Back to Jed Clampett. What type of prospect would I consider a flattened squirrel in this market? Here’s a partial list, and I think you will quickly get the idea:
• Uneducated: Municipalities (city and county employees) can fall into this category, as well as retail and service industries.
• An average age younger than 40, as you will typically attract a lot of young families. In a group with broader ages, many of these younger employees will enroll, but I’m convinced that is helped by some mentoring coming from the older employees who truly understand the importance of the long term care insurance benefit in general and of the underwriting break in particular.
• An average salary less than $40,000.
• Companies with the bulk of the employees not having access to email or regular communication channels.

Public schools for K-12 are challenging because these teachers have lower salaries, are younger and often in more entry-level teaching jobs, and the communication system can be much less efficient than in private schools or private industry.

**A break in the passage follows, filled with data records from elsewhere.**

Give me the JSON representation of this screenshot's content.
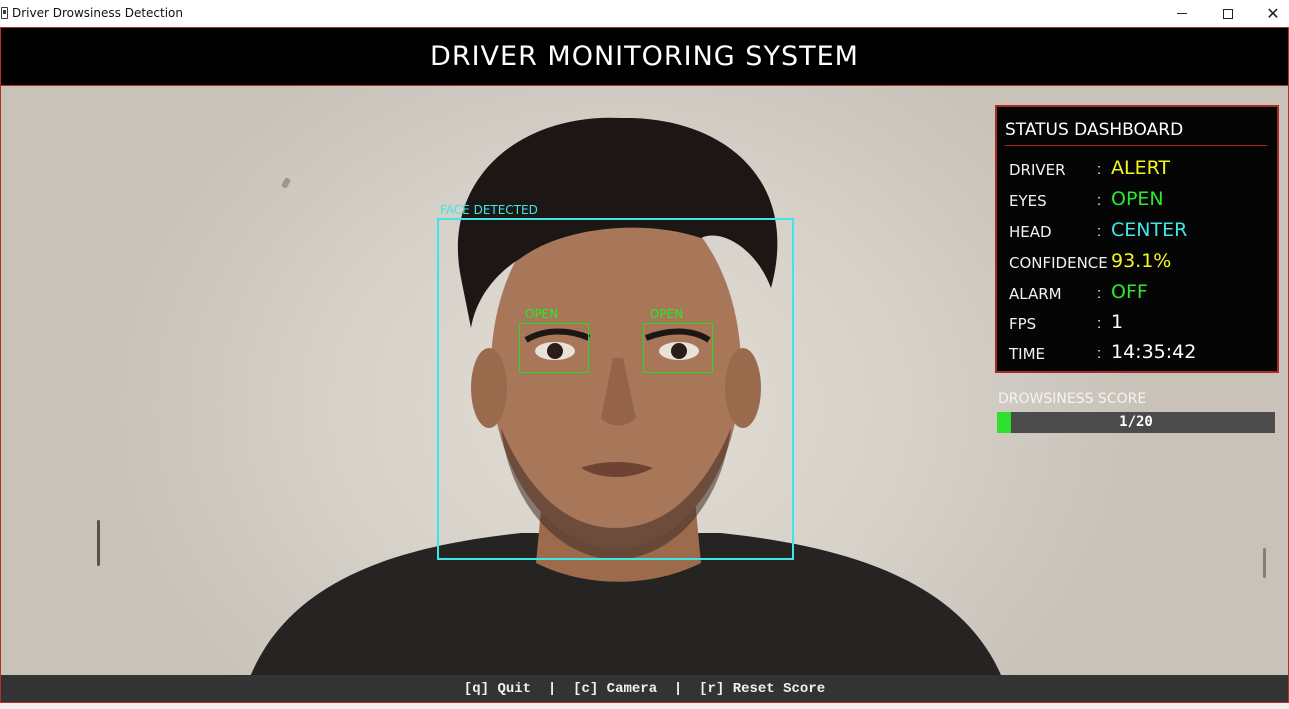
{
  "window": {
    "title": "Driver Drowsiness Detection",
    "controls": {
      "minimize": "minimize",
      "maximize": "maximize",
      "close": "close"
    }
  },
  "header": {
    "title": "DRIVER MONITORING SYSTEM"
  },
  "overlays": {
    "face_label": "FACE DETECTED",
    "left_eye_label": "OPEN",
    "right_eye_label": "OPEN",
    "face_color": "#3ee6e6",
    "eye_color": "#22dd22"
  },
  "dashboard": {
    "title": "STATUS DASHBOARD",
    "rows": [
      {
        "key": "DRIVER",
        "sep": ":",
        "value": "ALERT",
        "color": "#f5f524"
      },
      {
        "key": "EYES",
        "sep": ":",
        "value": "OPEN",
        "color": "#2ee82e"
      },
      {
        "key": "HEAD",
        "sep": ":",
        "value": "CENTER",
        "color": "#3ee6e6"
      },
      {
        "key": "CONFIDENCE",
        "sep": "",
        "value": "93.1%",
        "color": "#f5f524"
      },
      {
        "key": "ALARM",
        "sep": ":",
        "value": "OFF",
        "color": "#2ee82e"
      },
      {
        "key": "FPS",
        "sep": ":",
        "value": "1",
        "color": "#ffffff"
      },
      {
        "key": "TIME",
        "sep": ":",
        "value": "14:35:42",
        "color": "#ffffff"
      }
    ]
  },
  "score": {
    "label": "DROWSINESS SCORE",
    "text": "1/20",
    "value": 1,
    "max": 20,
    "fill_color": "#2ee02e"
  },
  "footer": {
    "controls_text": "[q] Quit  |  [c] Camera  |  [r] Reset Score"
  }
}
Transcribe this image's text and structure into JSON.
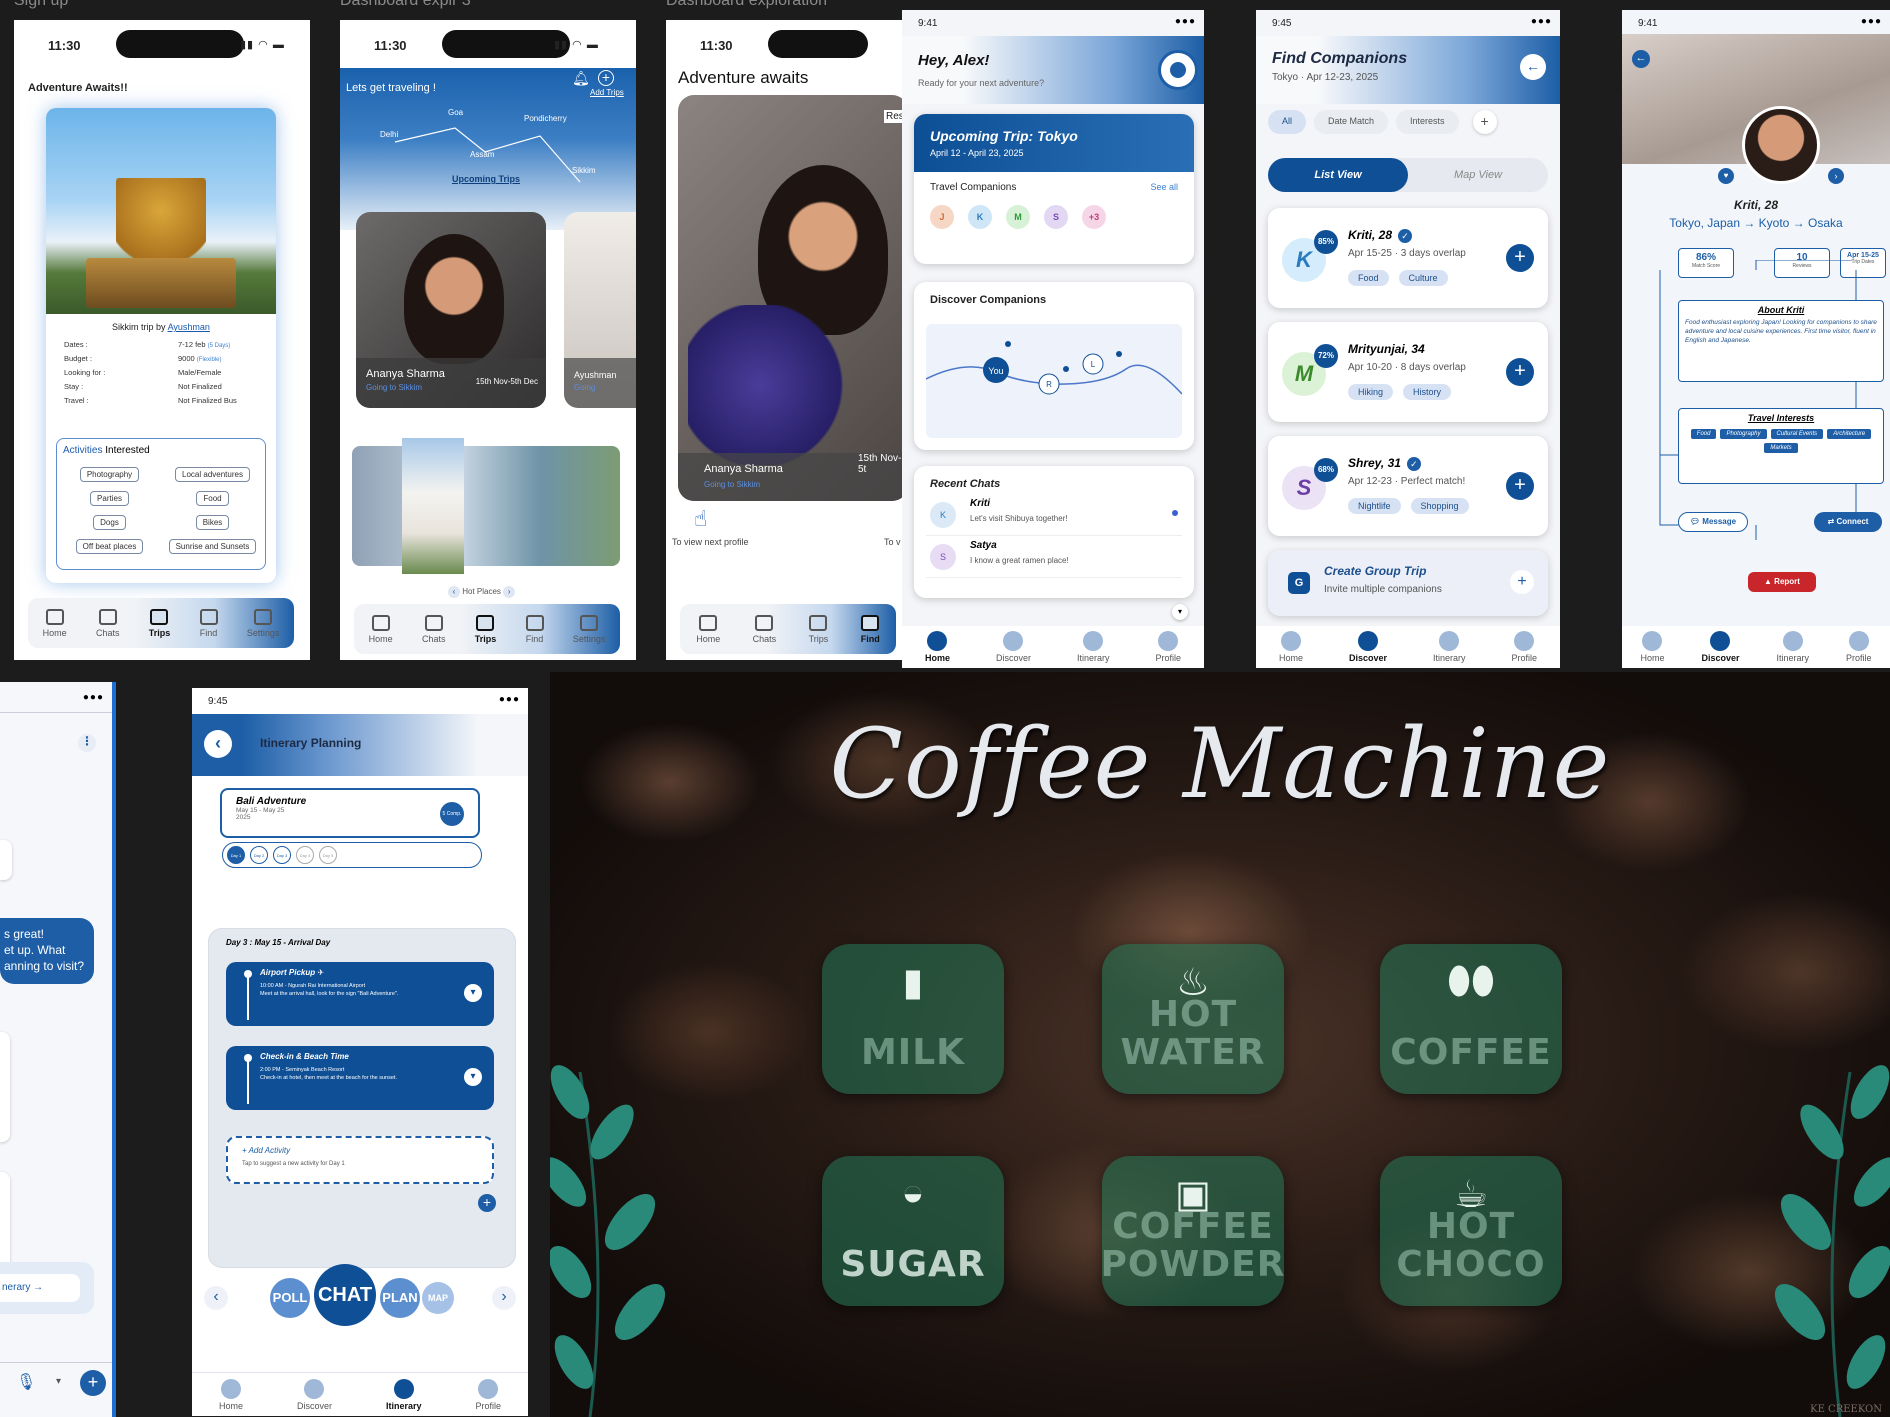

Hospitals are especially challenging because it is so difficult to communicate with the employees who can afford long term care insurance, such as the nurses and staff physicians and other professionals.

However, just because a group isn’t a good prospect for a voluntary benefit offering to all employees doesn’t mean you can’t approach it to do an offering to the owners and executives.

Therefore, don’t overlook asking every business owner you meet about long term care insurance if you think he or she is health and financially qualified, because tax incentives for long term care insurance are better for business owners than for individuals.